Pawn Shops Today fears that this rate cap could be the ruin of most pawnshops. At 35% APR, the maximum a lender could charge would be $0.10 a day for every $100 loaned. Keep in mind that the average pawnshop loan is usually less than $100. Thus a $100 loan paid 20 days later would recoup only $2 in interest and fees. With such tiny profits, most pawnshops would be forced to go out of business, leaving entire communities without the lenders they need.

It is ironic that politicians complain about the interest rates charged by pawnshops when the IRS can charge about 182.5% APR for failure to file, loans secured by expected tax refunds range between 50% to 500% APR, credit card fees can be as high as 50% APR, and if you drive a car in California and are late renewing your vehicle registration, you might have to pay 365% APR.

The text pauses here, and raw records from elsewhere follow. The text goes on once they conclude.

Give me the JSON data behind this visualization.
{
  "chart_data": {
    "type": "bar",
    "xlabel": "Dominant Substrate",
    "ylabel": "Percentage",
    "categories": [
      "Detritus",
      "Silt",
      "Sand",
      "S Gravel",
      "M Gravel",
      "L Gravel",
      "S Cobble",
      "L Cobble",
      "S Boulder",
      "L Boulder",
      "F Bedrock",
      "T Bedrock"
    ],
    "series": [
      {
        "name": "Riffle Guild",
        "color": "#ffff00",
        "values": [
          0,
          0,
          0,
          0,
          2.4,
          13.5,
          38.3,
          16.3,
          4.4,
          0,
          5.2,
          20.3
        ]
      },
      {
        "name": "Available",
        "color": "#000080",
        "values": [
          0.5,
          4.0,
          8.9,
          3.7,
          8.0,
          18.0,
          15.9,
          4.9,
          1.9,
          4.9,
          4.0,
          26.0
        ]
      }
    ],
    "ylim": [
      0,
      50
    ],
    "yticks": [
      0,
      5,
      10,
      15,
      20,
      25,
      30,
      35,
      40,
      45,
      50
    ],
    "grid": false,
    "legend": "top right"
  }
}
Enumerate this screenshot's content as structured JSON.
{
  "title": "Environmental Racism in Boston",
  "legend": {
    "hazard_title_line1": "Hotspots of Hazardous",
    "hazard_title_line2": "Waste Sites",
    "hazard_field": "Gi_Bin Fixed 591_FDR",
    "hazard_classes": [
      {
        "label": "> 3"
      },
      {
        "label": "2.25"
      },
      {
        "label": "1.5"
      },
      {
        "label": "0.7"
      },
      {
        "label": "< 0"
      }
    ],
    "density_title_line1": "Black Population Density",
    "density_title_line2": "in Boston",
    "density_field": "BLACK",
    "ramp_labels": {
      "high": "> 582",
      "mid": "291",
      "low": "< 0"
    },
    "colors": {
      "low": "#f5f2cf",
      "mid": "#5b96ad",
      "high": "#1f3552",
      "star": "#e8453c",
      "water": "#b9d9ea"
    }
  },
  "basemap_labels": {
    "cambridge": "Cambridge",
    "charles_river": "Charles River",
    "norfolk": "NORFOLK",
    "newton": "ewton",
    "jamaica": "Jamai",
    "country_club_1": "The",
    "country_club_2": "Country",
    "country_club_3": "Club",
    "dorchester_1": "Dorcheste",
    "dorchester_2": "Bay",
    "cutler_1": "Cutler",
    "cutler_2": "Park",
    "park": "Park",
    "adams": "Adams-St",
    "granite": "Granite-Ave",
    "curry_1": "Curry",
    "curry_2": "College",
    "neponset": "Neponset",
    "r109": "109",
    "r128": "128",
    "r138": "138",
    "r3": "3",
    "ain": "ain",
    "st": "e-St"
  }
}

Consider the story of a grandmother who wanted to visit her daughter's family more than 400 miles away. She didn't have the cash for that unexpected expense but thanks to a pawnshop, she was able to get cash for a gold ring and be with her family when they needed her. It seems a shame that a politician would try to tell a grandmother how to live her life and what kind of lending choices she can make.

The reality is that pawnshops serve all kinds of people, even the rich! Some pawnshop customers arrive in BMWs and Cadillacs. Some seek flat screen televisions, state-of-the-art electronics, fancy golf clubs, and even construction equipment. Poor or rich, we all deserve to have a wide variety of lending choices with the least government interference.